The administration has also proposed a USD 50 billion funding program for chip manufacturing and research and development, mirroring China’s efforts.
The Committee on Foreign Investment in the United States, or CFIUS, last year tightened the rules for examining the national security risks posed by foreign deals, followed by the Taiwanese government’s Investment Commission announcing a new set of rules to intensify screening of Chinese investments in Taiwanese tech companies. Meanwhile, the Italian government rejected a takeover bid for a Milan-based semiconductor equipment provider by a Shenzhen-based Chinese investment company.
South Korea and Taiwan—two leading Asian chipmaking economies—all face growing pressure to help the US boost local chip manufacturing. TSMC, the world’s largest contract chipmaker, based in Taiwan, and South Korea’s Samsung, the world’s biggest memory chipmaker, were both forced to cut off supplies to once-major customer Huawei following the US sanctions.
TSMC’s share of revenue from China plunged to 6% in the January-March period from 22% the same time a year earlier. Samsung also saw its revenue from China trending down in the past three quarters.
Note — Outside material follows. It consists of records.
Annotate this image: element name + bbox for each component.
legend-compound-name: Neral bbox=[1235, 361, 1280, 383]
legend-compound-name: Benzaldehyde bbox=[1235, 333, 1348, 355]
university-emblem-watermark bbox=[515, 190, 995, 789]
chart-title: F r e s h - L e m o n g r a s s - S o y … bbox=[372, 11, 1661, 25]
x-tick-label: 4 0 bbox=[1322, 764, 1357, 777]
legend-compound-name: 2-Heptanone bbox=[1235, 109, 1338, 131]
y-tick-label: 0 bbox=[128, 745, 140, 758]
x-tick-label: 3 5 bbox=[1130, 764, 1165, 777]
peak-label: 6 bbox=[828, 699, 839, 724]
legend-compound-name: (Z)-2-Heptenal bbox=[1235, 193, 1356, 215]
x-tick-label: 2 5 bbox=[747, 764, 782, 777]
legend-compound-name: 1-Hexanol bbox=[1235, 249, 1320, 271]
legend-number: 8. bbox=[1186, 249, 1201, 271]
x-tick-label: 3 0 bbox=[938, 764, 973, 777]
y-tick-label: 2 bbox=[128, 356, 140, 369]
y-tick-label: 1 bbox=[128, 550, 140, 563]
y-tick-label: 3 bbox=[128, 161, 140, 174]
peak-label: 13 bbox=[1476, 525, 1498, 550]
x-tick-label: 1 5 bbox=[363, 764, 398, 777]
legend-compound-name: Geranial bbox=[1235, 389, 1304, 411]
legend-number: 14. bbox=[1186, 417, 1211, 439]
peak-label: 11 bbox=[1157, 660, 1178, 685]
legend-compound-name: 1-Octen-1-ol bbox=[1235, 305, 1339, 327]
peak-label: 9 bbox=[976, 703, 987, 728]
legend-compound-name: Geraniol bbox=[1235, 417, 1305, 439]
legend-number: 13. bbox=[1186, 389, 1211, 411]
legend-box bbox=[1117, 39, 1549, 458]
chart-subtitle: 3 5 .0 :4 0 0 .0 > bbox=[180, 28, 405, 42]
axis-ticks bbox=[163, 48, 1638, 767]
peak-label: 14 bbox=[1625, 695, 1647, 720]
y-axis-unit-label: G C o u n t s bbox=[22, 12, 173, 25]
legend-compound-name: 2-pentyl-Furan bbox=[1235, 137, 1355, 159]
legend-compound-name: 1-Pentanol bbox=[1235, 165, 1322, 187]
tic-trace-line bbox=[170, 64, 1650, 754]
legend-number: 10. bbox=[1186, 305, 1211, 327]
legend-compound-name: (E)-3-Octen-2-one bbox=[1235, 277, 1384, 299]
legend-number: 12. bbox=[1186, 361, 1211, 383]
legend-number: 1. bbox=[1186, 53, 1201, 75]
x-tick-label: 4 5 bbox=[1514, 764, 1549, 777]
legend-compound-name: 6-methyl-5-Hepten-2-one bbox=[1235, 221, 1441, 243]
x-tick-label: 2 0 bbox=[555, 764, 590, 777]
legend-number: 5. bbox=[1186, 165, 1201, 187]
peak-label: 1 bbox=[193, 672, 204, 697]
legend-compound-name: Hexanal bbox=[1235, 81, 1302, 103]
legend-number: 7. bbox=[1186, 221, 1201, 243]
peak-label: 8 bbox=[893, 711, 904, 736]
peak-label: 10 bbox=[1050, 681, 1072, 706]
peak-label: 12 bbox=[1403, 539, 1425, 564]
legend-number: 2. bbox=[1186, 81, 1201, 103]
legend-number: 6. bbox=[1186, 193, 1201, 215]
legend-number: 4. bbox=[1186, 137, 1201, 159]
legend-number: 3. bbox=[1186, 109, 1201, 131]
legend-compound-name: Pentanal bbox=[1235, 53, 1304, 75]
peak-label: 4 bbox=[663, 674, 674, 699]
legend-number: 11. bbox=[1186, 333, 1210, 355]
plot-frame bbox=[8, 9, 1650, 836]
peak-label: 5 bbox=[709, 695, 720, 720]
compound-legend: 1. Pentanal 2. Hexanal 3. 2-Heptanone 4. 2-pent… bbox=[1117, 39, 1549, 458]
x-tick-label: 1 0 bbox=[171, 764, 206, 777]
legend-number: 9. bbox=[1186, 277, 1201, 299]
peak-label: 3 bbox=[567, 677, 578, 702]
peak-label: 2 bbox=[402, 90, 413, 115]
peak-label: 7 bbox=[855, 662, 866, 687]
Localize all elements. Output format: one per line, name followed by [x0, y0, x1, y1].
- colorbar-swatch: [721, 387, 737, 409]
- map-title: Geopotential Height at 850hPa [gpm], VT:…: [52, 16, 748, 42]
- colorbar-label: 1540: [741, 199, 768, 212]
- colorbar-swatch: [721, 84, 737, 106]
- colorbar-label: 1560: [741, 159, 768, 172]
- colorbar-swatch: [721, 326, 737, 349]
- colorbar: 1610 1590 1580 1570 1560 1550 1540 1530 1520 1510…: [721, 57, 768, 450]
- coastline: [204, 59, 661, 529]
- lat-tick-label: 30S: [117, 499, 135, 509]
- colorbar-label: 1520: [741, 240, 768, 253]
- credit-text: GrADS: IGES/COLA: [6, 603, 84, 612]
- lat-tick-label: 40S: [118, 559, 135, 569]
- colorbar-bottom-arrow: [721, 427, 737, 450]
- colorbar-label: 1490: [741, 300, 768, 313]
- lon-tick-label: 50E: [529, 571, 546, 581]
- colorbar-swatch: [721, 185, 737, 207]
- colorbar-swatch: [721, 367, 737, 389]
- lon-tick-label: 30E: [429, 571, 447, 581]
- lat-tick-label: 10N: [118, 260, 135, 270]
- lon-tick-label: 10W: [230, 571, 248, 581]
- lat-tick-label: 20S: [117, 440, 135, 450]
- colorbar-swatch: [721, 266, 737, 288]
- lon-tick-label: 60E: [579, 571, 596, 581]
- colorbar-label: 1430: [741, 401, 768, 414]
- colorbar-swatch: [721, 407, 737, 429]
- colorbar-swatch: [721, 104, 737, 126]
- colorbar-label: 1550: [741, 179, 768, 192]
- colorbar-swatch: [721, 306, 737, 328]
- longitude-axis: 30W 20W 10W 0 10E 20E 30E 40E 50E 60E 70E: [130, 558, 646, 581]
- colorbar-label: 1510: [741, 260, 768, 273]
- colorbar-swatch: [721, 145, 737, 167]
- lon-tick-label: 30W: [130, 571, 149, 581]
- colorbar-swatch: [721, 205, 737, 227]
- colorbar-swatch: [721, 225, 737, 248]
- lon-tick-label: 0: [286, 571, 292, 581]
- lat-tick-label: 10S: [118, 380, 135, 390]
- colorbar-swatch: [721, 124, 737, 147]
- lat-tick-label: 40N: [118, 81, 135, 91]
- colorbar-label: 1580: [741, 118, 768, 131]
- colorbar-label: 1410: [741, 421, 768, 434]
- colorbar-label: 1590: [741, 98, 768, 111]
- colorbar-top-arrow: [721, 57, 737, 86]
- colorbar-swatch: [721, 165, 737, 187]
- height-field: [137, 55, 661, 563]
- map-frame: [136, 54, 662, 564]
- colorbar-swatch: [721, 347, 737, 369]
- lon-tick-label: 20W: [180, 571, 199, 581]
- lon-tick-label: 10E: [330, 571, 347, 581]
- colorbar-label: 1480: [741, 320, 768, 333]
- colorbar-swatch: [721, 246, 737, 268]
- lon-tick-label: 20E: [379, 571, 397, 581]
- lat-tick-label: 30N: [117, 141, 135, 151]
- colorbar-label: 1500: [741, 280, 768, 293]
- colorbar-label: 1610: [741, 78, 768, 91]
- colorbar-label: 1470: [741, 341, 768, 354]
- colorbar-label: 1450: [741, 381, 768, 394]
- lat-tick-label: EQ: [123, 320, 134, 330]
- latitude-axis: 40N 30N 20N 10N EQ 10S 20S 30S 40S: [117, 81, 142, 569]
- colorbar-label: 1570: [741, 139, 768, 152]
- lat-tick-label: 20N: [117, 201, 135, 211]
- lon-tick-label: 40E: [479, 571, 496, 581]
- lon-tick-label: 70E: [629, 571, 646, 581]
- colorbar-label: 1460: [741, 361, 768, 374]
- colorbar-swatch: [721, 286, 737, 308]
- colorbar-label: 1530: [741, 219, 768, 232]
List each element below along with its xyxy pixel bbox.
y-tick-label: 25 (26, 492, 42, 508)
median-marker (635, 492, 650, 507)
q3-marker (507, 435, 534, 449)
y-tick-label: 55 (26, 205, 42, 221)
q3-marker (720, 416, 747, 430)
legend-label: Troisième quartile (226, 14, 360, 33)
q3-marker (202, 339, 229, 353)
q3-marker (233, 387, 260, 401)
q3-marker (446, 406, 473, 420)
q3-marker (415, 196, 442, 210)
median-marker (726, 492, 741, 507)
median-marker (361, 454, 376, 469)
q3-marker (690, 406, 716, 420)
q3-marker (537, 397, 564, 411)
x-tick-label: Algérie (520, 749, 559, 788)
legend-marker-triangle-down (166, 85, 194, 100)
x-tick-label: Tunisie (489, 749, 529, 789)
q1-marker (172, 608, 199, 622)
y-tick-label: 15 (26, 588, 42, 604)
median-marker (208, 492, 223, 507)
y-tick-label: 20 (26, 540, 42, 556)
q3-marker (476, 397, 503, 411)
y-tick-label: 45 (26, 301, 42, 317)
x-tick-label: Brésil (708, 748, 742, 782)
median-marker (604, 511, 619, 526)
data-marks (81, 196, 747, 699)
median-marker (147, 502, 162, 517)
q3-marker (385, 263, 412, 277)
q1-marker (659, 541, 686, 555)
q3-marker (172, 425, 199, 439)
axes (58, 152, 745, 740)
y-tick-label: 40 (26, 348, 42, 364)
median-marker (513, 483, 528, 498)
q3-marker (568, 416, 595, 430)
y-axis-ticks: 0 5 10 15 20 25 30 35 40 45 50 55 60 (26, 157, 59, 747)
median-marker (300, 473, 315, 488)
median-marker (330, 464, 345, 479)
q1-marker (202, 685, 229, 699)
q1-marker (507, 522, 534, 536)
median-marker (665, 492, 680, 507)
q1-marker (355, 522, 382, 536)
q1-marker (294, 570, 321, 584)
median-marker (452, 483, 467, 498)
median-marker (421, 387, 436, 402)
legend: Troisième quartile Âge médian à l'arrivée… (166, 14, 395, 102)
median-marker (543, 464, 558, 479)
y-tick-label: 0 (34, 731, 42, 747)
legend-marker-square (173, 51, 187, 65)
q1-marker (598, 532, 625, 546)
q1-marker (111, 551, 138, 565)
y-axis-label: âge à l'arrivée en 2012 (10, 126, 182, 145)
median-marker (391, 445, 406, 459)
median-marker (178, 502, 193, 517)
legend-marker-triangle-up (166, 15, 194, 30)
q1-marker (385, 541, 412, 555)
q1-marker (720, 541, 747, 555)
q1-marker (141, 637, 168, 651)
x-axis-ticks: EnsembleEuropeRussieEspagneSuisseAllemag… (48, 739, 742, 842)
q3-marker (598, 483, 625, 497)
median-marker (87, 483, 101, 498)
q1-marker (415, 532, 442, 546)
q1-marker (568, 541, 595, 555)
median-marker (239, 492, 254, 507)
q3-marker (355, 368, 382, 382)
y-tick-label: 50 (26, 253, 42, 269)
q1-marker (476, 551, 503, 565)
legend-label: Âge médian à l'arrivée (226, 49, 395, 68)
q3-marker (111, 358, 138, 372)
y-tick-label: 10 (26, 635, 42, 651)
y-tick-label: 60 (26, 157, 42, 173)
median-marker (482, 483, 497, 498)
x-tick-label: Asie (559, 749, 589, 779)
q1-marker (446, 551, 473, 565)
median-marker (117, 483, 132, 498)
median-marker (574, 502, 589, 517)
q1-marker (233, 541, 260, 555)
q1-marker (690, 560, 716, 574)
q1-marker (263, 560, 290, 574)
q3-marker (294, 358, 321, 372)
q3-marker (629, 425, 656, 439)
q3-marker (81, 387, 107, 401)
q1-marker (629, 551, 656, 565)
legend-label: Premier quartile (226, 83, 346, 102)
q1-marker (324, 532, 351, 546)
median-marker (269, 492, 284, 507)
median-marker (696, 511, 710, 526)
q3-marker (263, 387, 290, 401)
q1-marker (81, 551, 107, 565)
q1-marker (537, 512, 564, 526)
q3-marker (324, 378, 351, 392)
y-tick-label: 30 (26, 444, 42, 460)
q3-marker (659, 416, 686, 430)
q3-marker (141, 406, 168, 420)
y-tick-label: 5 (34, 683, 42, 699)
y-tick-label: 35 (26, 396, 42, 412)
Most of the global chip developers and manufacturers will currently still have to side with the US, as American technologies still prevail in their products or services, said Su Tzu-yun, senior analyst at the Institute for National Defense and Security Research. “They have to choose what are their best interests if they get caught between the world’s two biggest economies.”
However, it is still hard to fully decouple the semiconductor supply, involving thousands of suppliers from around the world that have been tightly intertwined for decades. China can try to reduce its reliance on the US, but without American technology sources, it can hardly speed up its technological advancement.
Neither is it practical for the US to exclude China from all of its supply chains, as the country is still a big source of critical raw materials and rare-earth elements used in semiconductors and electronic components, according to a recent report by the Semiconductor Industry Association, an American industry organization.
“In the short term, due to geopolitical uncertainties, China’s tech development could be slowed a bit,” said Miin Wu, founder and chairman of Macronix International, a leading memory chipmaker in Taiwan that serves Apple, Sony, and Nintendo. “However, in the longer run, from China’s perspective, it will definitely hope to build a competitive industry. It’s a trend that is hard to resist, and there is no turning back.”